The principle of a good concrete mixing cycle is the total spreading of each interacting component before the next one is added. When pigment is introduced into the mix, regardless of where in the cycle it is added, it should be allowed to mix uniformly with the present components before the next step begins. Once spread uniformly, the particles will not clump being forced apart by the other components in the mixer. It is of interest to note here that the cement may also clump together if it is not uniformly spread before water is added.
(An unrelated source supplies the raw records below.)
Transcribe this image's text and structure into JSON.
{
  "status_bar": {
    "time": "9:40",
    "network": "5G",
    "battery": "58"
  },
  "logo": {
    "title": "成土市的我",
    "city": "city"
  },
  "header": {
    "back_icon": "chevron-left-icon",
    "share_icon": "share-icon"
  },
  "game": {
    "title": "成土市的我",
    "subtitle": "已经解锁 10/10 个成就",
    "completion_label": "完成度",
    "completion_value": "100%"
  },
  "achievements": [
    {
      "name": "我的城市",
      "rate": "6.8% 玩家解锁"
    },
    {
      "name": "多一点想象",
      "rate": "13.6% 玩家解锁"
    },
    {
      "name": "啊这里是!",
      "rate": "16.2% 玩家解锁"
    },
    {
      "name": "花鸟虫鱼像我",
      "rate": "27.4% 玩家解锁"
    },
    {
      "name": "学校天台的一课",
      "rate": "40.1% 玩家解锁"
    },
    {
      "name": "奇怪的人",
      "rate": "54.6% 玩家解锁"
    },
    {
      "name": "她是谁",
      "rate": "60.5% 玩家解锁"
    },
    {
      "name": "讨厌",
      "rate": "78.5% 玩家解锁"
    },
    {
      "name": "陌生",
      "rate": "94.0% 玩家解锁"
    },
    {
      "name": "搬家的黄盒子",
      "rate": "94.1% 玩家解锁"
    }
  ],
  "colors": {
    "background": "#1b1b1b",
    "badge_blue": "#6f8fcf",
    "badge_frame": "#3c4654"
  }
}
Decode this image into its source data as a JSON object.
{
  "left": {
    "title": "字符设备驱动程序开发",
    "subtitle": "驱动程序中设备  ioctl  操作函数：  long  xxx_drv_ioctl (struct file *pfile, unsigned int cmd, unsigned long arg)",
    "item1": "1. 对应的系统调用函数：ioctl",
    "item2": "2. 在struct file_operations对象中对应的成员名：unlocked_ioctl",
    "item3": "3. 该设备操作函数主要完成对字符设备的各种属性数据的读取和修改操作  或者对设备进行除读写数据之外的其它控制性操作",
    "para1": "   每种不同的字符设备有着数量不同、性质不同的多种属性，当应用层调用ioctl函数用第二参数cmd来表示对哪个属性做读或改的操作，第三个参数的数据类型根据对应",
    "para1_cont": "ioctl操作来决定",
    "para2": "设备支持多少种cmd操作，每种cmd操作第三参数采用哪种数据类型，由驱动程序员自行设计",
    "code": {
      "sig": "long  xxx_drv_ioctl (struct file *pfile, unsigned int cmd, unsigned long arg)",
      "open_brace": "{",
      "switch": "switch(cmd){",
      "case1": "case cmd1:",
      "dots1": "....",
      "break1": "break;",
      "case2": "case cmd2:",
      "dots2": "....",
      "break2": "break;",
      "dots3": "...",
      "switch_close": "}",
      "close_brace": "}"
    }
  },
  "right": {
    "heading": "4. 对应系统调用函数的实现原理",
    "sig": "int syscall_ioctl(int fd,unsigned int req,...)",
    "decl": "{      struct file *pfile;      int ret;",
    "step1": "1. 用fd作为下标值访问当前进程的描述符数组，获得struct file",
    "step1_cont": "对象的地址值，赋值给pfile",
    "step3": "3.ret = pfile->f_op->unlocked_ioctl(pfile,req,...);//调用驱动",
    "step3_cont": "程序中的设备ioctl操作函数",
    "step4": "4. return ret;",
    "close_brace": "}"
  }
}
Based on the above principle, the following cycle emerges as the most efficient way to achieve desirable and optimum results.


Preferred cycle:

  • First the aggregate (stone and sand) are introduced into the mixer and given a short mix.
  • Next the pigment colour is introduced and mixed. This step should be as long as needed to uniformly spread the colour and insure that there are no clumps present. The stone and sand act as a grinding medium and further help in the breakup.
  • Once the colour is properly spread, the cement may be added and mixed. Again insure that it is thoroughly spread before going to the next step.
  • Finally water is then introduced and adjusted to the proper level for the mix.